Sobre Israel, Trump continuará con la política de apoyo completo a Israel, pero se espera que, al igual que si hubiera ganado Clinton, las relaciones del presidente de EEUU con Netanyahu mejoren de forma evidente. Trump ha prometido en la campaña que la embajada de EEUU en Israel se traslade de Tel Aviv a Jerusalén, una medida equivalente en términos diplomáticos al reconocimiento de la soberanía israelí sobre toda la ciudad y una provocación evidente a todos los gobiernos árabes. El Congreso lleva aprobando ese traslado desde hace muchos años, pero siempre que lo hace el Departamento de Estado tiene derecho a congelar esa medida si cree que perjudica a los intereses de EEUU.
Por ese motivo y otros, los partidos de ultraderecha que forman parte del Gobierno israelí están encantados con la victoria de Trump. El ministro de Educación lo ha dicho en términos claros: «La era del Estado palestino ha acabado». Un líder de los colonos judíos de Hebrón dijo que han terminado «los días difíciles de Obama» para los asentamientos.
Hablar de Trump en esta campaña ha supuesto en los medios norteamericanos hablar de Putin, y de además de forma obsesiva. La atención prestada al Gobierno ruso, incluida la acusación norteamericana de estar detrás del ataque informático al Partido Demócrata, ha provocado un resurgir del ambiente de guerra fría en Washington, en especial en los medios. Algunos periodistas de actitud en general bastante moderada se han lanzado a pintar a Rusia como si fuera una amenaza similar a la de la antigua URSS. Hay relojes mentales que se han atrasado casi 30 años.
Unas declaraciones de Putin elogiando a Trump –tampoco de forma muy entusiasta– fueron recogidas con agrado por el millonario.
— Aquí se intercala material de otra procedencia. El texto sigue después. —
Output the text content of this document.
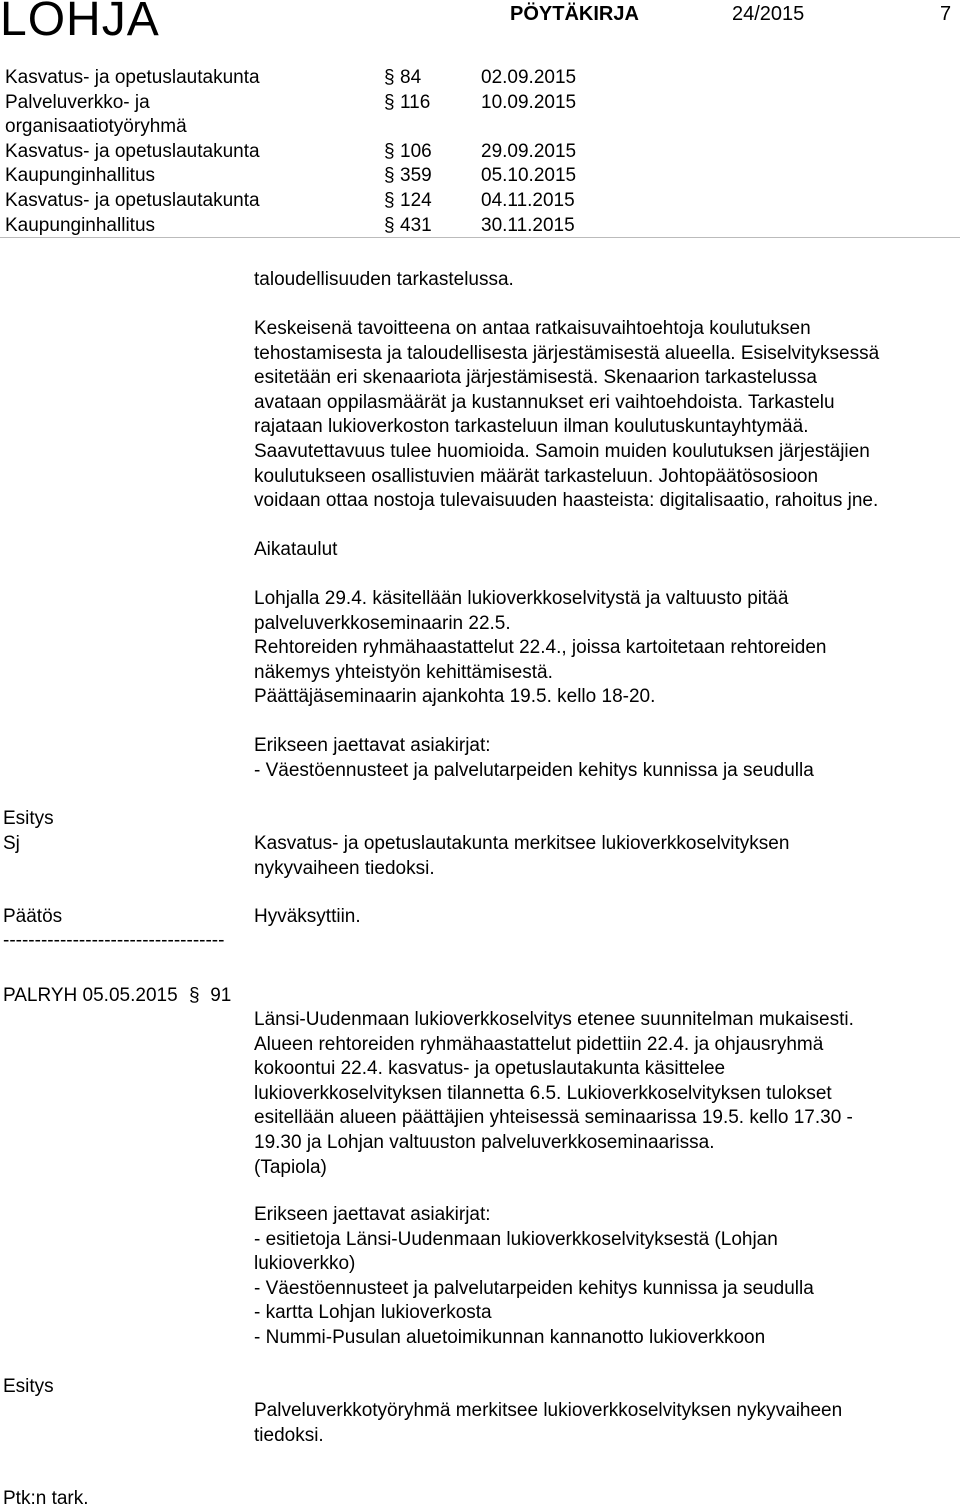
LOHJA	PÖYTÄKIRJA	24/2015	7
Kasvatus- ja opetuslautakunta	§ 84	02.09.2015
Palveluverkko- ja	§ 116	10.09.2015
organisaatiotyöryhmä
Kasvatus- ja opetuslautakunta	§ 106	29.09.2015
Kaupunginhallitus	§ 359	05.10.2015
Kasvatus- ja opetuslautakunta	§ 124	04.11.2015
Kaupunginhallitus	§ 431	30.11.2015
taloudellisuuden tarkastelussa.
Keskeisenä tavoitteena on antaa ratkaisuvaihtoehtoja koulutuksen
tehostamisesta ja taloudellisesta järjestämisestä alueella. Esiselvityksessä
esitetään eri skenaariota järjestämisestä. Skenaarion tarkastelussa
avataan oppilasmäärät ja kustannukset eri vaihtoehdoista. Tarkastelu
rajataan lukioverkoston tarkasteluun ilman koulutuskuntayhtymää.
Saavutettavuus tulee huomioida. Samoin muiden koulutuksen järjestäjien
koulutukseen osallistuvien määrät tarkasteluun. Johtopäätösosioon
voidaan ottaa nostoja tulevaisuuden haasteista: digitalisaatio, rahoitus jne.
Aikataulut
Lohjalla 29.4. käsitellään lukioverkkoselvitystä ja valtuusto pitää
palveluverkkoseminaarin 22.5.
Rehtoreiden ryhmähaastattelut 22.4., joissa kartoitetaan rehtoreiden
näkemys yhteistyön kehittämisestä.
Päättäjäseminaarin ajankohta 19.5. kello 18-20.
Erikseen jaettavat asiakirjat:
- Väestöennusteet ja palvelutarpeiden kehitys kunnissa ja seudulla
Esitys
Sj	Kasvatus- ja opetuslautakunta merkitsee lukioverkkoselvityksen
nykyvaiheen tiedoksi.
Päätös	Hyväksyttiin.
-----------------------------------
PALRYH 05.05.2015 § 91
Länsi-Uudenmaan lukioverkkoselvitys etenee suunnitelman mukaisesti.
Alueen rehtoreiden ryhmähaastattelut pidettiin 22.4. ja ohjausryhmä
kokoontui 22.4. kasvatus- ja opetuslautakunta käsittelee
lukioverkkoselvityksen tilannetta 6.5. Lukioverkkoselvityksen tulokset
esitellään alueen päättäjien yhteisessä seminaarissa 19.5. kello 17.30 -
19.30 ja Lohjan valtuuston palveluverkkoseminaarissa.
(Tapiola)
Erikseen jaettavat asiakirjat:
- esitietoja Länsi-Uudenmaan lukioverkkoselvityksestä (Lohjan
lukioverkko)
- Väestöennusteet ja palvelutarpeiden kehitys kunnissa ja seudulla
- kartta Lohjan lukioverkosta
- Nummi-Pusulan aluetoimikunnan kannanotto lukioverkkoon
Esitys
Palveluverkkotyöryhmä merkitsee lukioverkkoselvityksen nykyvaiheen
tiedoksi.
Ptk:n tark.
Era otra manera de criticar a Obama y Clinton. Está claro que a Trump el estilo autoritario del líder ruso le agrada, pero eso no supone que vaya a convertir a Washington en un aliado íntimo de Rusia. Si consigue contribuir a rebajar las tensiones, eso sería positivo. Los intereses estratégicos de ambos países compiten en varias zonas del mundo, con lo que sería exagerado poner muchas esperanzas en ello.
El ego de Trump le obliga a creer que podrá ocuparse de Putin con más destreza que la ofrecida por Obama. Alguien debería decirle que antes de fiarlo todo a las supuestas virtudes personales, es mejor que los países tengan una estrategia definida sobre política exterior.